There are a number of clinical studies demonstrating ocular surface damage from natural UV exposure, but there’s limited evidence of the experience of indoor sun tanning sessions. In a new study, researchers evaluated the ocular surface clinically and at a microstructural level using in vivo confocal microscopy.

Female participants between ages 20 and 29 were enrolled into a study group with a history of UV indoor tanning, and a control group with no prior history. The study subjects participated in voluntary tanning sessions performed with standard equipment and maintained their usual routine for eye protection. Slit lamp biomicroscopy and in vivo confocal microscopy were performed at baseline before undertaking a series of sun tanning sessions (10 sessions of 10-minute durations over a 15-day period), within three days after the last session and four weeks after the last session. Control group participants were examined at baseline and eight weeks later and did not participate in tanning sessions.

No clinically significant changes were observed in either group over time using slit lamp biomicroscopy; however, statistically significant differences were observed between the study and the control group for all corneal layers imaged using confocal microscopy. Characteristic cystic conjunctival lesions with dark centers and bright borders were observed in 95% of the study group before and in 100% after the sun tanning sessions.

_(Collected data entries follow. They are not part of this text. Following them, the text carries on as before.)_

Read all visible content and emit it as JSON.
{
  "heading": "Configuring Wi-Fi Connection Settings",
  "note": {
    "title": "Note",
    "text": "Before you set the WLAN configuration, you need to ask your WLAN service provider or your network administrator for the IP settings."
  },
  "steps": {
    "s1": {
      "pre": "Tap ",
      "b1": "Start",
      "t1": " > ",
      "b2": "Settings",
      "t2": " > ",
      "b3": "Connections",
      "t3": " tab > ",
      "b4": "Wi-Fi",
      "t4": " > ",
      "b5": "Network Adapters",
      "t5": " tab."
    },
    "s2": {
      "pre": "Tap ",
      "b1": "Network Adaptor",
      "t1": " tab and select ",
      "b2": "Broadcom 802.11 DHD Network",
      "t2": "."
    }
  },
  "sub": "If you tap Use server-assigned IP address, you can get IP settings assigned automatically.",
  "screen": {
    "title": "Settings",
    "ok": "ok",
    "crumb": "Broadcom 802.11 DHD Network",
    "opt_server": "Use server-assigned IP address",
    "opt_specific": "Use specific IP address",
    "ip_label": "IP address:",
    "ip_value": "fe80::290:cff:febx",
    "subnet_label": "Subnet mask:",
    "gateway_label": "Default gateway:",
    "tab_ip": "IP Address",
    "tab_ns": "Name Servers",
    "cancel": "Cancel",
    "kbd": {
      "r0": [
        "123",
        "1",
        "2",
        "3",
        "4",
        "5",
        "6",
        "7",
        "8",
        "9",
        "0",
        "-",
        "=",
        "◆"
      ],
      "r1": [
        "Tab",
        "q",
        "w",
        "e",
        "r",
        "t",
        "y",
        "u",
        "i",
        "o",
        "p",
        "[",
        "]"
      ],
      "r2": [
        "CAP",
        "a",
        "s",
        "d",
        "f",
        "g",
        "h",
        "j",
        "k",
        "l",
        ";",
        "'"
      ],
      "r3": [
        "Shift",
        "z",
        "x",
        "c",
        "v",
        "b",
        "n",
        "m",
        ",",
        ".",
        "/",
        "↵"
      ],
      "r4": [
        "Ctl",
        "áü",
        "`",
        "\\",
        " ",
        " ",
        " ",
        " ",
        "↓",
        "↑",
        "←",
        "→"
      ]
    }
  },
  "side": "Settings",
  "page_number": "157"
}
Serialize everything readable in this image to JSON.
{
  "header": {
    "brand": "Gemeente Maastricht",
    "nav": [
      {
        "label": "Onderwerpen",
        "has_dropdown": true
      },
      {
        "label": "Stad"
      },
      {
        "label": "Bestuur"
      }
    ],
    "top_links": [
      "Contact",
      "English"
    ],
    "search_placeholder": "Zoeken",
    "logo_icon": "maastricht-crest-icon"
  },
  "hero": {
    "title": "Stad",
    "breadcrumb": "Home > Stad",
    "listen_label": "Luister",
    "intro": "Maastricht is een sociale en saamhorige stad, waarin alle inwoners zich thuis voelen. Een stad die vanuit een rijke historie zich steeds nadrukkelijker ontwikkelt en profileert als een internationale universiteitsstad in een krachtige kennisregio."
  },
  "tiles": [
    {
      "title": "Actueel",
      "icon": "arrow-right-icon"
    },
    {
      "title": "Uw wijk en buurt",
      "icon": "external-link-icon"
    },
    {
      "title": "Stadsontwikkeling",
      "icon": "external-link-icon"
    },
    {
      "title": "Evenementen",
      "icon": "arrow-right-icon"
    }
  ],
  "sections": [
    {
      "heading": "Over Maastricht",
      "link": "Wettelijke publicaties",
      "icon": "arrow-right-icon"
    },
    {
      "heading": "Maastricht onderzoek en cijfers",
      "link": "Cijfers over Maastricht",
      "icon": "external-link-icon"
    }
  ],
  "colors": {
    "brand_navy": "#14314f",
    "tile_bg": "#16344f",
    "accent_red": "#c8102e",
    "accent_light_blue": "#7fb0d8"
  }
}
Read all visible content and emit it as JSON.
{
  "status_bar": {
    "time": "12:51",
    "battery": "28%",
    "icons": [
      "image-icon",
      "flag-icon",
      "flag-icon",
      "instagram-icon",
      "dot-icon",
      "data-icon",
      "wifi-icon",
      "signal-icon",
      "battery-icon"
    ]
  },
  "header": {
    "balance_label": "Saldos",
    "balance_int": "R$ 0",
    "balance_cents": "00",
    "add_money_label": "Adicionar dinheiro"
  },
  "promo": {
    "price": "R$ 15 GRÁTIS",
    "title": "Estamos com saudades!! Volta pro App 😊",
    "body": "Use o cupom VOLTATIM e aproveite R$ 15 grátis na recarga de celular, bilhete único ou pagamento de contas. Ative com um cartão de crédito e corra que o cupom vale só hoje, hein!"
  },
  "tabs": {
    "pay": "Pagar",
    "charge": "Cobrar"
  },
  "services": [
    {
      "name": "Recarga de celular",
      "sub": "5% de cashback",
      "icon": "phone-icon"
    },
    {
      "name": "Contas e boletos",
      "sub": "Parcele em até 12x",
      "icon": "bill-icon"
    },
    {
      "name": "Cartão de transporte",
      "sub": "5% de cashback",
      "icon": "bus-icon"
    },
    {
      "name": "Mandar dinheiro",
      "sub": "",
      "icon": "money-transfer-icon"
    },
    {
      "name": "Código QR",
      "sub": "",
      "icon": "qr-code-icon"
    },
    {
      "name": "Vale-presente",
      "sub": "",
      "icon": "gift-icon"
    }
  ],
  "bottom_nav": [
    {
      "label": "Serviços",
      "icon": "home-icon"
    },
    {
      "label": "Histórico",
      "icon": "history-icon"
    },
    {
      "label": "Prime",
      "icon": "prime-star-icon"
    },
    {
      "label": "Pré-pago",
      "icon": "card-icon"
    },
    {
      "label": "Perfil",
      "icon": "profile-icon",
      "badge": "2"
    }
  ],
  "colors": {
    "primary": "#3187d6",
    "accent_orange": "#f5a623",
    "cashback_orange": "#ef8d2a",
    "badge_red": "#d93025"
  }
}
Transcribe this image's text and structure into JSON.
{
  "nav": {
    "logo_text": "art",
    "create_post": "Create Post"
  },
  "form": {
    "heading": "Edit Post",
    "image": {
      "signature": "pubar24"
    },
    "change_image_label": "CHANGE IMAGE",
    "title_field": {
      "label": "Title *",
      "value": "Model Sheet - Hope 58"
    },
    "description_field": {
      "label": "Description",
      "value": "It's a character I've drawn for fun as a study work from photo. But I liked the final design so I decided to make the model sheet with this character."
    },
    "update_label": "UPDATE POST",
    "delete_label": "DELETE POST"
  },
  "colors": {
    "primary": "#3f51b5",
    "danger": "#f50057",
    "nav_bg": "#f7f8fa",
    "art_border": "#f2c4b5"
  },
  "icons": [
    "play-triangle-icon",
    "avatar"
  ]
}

This study found that the corneas of sunbed users had lower keratocyte and endothelial cell counts when compared with age-matched populations, but exposure to UV light also damages notably the epithelium of the cornea immediately after several tanning sessions.

“Although the overall corneal damage cannot be directly correlated to the UV damage, the short-term, reversible epithelial damage has no other common causative agent in our study group,” the authors explained in their paper. “The number of conjunctival cystic lesions was greatest in the superior and inferior conjunctiva. While peripheral light focusing has the greatest impact on the nasal conjunctiva—when in the supine position—the most unprotected part of the limbus might be the lower limbus due to Bell’s phenomenon in which the eye rotates up, and the ‘slit’ effects of the palpebral fissure, which directs parallel rays of light towards the lower cornea.”

The study concludes that sun tanning leads to clinically undetectable, microstructural changes affecting the cornea and the bulbar conjunctiva. The long-term effect of those changes would lead to “UV aging of the anterior ocular surface,” which appears to be similar to microstructural skin damage from UV exposure.

Grupcheva CN, Radeva MN, Grupchev DI. Damage of the ocular surface from indoor suntanning—Insights from in vivo confocal microscopy. Contact Lens and Anterior Eye. Epub ahead of print.